Trauma and Emergency Intensive Care Unit of a tertiary hospital.
Patients with severe trauma (injury severity score>15) admitted from October 2006 to July 2009.
None.
The following MT scoring and cutoff points (CP) were evaluated: Trauma-Associated Severe Hemorrhage (TASH) CP: ≥16 and ≥18; Assessment Blood Consumption (ABC) CP: ≥2 and Emergency Transfusion Score (ETS) CP: ≥3, ≥4, ≥6. MT was defined as the transfusion of 10 units or more of packed red blood cells in the first 24 hours. We studied the sensivity (S), specifity (SP), and positive and negative predictive values (PPV, NPV), the positive and negative likehood ratios (LHR +, LHR-) and area under the receiver operating characteristic curve (ROC).
A total of 568 patients were available for analysis; 77.6% were men, with a mean age of 41.16 ± 18 years and an ISS of 30 ± 13. 93.8% with blunt trauma. The overall MT rate was 18.8%. The best S was obtained with ETS ≥3 and best SP was obtained with TASH ≥18. ROC for different scores was: ABC: 0.779, ETS: 0. 784, TASH: 0.889.

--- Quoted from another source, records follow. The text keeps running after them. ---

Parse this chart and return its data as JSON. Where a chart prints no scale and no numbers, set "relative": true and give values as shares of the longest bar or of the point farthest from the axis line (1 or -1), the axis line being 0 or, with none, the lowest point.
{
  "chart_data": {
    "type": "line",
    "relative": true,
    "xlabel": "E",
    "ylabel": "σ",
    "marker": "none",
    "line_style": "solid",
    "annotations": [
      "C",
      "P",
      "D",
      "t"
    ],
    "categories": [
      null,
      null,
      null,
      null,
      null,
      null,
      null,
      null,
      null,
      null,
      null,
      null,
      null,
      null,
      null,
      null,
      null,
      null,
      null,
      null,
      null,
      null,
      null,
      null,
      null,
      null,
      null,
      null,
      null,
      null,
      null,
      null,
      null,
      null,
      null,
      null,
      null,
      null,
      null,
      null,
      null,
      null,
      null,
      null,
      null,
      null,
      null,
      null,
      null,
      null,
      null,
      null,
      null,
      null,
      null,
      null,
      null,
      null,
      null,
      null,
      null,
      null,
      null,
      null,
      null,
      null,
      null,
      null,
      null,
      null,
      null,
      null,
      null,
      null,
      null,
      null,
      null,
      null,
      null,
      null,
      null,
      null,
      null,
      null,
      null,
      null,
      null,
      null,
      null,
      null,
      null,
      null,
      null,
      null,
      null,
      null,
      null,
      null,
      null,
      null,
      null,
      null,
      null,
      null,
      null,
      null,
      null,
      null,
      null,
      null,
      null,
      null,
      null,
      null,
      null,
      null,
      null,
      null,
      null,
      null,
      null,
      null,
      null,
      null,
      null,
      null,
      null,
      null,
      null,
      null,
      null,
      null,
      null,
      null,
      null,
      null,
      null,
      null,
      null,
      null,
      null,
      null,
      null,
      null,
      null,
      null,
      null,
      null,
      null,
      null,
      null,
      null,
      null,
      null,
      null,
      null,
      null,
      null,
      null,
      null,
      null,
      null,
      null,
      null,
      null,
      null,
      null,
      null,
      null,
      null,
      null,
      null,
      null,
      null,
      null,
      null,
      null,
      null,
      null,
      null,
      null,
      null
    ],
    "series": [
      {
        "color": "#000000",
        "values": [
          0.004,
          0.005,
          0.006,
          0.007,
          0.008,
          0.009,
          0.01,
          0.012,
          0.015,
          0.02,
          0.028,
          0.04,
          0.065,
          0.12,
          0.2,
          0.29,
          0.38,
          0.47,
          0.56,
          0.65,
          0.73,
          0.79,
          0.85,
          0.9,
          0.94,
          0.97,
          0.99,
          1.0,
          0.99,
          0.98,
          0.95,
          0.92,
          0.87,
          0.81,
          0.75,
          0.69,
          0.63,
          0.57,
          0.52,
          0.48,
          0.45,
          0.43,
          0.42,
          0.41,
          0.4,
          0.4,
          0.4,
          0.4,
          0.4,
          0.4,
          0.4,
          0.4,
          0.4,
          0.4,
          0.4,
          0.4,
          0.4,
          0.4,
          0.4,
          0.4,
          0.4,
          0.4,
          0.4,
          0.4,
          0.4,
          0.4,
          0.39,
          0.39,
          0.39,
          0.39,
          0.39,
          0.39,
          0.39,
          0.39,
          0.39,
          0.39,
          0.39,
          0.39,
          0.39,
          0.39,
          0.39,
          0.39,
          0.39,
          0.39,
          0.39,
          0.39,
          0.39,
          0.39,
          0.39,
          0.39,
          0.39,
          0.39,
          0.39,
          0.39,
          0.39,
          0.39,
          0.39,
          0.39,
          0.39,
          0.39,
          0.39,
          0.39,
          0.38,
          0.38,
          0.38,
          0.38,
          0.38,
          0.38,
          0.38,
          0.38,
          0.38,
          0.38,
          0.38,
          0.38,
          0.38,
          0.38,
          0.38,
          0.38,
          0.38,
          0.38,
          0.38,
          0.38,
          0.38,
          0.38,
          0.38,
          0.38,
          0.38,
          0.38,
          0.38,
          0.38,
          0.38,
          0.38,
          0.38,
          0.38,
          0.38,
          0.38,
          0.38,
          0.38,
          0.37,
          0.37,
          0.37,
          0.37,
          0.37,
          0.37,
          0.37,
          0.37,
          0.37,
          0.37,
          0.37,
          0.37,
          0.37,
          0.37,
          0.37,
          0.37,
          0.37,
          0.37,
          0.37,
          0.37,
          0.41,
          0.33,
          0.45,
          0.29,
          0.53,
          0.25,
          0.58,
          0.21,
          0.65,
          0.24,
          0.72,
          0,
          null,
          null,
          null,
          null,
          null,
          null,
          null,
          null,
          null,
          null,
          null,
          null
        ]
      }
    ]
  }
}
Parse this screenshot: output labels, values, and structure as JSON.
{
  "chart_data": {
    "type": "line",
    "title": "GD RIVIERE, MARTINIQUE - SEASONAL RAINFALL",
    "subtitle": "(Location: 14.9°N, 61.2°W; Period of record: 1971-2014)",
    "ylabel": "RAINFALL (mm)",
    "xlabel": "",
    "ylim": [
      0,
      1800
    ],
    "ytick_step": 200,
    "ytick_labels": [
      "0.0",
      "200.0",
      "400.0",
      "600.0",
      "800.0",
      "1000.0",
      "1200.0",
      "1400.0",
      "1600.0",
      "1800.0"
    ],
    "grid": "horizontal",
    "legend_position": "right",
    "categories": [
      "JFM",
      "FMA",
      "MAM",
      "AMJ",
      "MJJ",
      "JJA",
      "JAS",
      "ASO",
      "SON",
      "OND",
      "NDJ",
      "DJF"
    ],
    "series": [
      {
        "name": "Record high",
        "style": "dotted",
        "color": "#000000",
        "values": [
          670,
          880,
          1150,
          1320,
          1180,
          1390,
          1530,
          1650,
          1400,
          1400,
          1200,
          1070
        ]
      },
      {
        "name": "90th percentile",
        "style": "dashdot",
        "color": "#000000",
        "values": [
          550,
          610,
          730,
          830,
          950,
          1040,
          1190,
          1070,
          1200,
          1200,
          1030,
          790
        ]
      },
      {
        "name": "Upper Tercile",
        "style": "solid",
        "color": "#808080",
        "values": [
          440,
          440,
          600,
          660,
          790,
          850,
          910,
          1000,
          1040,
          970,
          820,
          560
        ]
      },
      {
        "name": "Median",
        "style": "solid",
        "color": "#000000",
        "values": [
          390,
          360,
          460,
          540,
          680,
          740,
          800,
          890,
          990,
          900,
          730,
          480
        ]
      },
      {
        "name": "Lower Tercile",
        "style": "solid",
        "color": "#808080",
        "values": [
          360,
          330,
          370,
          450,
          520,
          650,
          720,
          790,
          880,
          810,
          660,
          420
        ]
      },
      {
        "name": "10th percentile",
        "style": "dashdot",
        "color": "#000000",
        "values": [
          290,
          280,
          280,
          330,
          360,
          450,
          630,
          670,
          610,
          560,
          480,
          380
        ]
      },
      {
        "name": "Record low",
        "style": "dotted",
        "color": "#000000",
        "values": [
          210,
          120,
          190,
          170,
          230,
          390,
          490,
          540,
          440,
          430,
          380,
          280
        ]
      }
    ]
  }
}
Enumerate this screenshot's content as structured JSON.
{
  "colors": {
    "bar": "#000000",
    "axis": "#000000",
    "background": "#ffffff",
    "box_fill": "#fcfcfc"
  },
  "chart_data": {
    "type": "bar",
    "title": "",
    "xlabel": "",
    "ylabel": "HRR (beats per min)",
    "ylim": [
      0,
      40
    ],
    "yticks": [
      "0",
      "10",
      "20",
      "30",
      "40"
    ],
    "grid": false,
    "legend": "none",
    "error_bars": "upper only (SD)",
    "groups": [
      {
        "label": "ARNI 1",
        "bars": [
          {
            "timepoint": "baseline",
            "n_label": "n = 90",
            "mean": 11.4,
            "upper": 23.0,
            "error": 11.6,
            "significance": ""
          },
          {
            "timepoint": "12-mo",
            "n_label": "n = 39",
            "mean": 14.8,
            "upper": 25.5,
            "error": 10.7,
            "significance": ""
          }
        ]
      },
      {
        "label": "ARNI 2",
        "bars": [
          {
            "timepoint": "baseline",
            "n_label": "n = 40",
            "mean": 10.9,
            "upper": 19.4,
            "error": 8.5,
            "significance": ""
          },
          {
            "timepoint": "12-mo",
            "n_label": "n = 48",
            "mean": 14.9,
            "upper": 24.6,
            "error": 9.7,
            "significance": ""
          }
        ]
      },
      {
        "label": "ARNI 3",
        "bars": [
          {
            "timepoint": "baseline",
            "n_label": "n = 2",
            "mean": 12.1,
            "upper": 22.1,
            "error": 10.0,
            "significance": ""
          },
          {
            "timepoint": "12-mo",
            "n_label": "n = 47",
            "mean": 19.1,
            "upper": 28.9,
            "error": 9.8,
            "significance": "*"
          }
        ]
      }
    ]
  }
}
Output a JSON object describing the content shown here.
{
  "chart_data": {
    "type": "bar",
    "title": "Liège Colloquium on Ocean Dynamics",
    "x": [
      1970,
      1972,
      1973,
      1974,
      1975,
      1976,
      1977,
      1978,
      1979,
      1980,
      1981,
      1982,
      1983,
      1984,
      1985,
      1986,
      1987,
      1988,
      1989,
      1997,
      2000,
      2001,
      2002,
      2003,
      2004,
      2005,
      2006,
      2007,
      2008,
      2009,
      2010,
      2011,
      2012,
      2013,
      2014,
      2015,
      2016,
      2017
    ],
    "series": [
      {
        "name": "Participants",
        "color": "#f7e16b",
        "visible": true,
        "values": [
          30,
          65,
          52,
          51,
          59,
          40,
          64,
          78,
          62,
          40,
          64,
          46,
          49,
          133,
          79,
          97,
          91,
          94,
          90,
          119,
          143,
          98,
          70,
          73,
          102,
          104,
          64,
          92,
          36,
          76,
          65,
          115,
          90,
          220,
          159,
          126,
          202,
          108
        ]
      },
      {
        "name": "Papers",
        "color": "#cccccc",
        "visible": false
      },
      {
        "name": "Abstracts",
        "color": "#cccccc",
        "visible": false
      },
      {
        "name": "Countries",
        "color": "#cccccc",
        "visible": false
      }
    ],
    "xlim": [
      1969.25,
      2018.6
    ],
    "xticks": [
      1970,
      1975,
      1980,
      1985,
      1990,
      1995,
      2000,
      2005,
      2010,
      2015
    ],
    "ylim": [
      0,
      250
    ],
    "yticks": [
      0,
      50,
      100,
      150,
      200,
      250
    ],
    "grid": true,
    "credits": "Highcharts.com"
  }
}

These scales can be useful for characterizing the TM population, for excluding low-risk populations, and for attempting to be objective in hematological damage control and in supporting clinical decisions, based on fe1w and easily obtainable data.
我们的目的是在我们的输血创伤登记处验证先前描述的大量输血(MT)评分。
对成年创伤患者进行回顾性队列研究。
一家三级医院的创伤与急诊重症监护病房。
2006年10月至2009年7月收治的严重创伤患者(损伤严重度评分>15)。
无。
评估了以下MT评分和截断点(CP):创伤相关严重出血(TASH)CP:≥16和≥18;评估用血情况(ABC)CP:≥2以及紧急输血评分(ETS)CP:≥3、≥4、≥6。MT定义为在最初24小时内输注10单位或更多的浓缩红细胞。我们研究了敏感性(S)、特异性(SP)、阳性和阴性预测值(PPV、NPV)、阳性和阴性似然比(LHR +、LHR-)以及受试者操作特征曲线(ROC)下的面积。
共有568例患者可供分析;77.6%为男性,平均年龄41.16±18岁,损伤严重度评分30±13。93.8%为钝性创伤。总体MT率为18.8%。ETS≥3时获得最佳敏感性,TASH≥18时获得最佳特异性。不同评分的ROC为:ABC:0.779,ETS:0.784,TASH:0.889。
基于少量且易于获得的数据,这些量表可用于描述大量输血人群的特征、排除低风险人群以及在血液学损伤控制和支持临床决策方面尝试做到客观。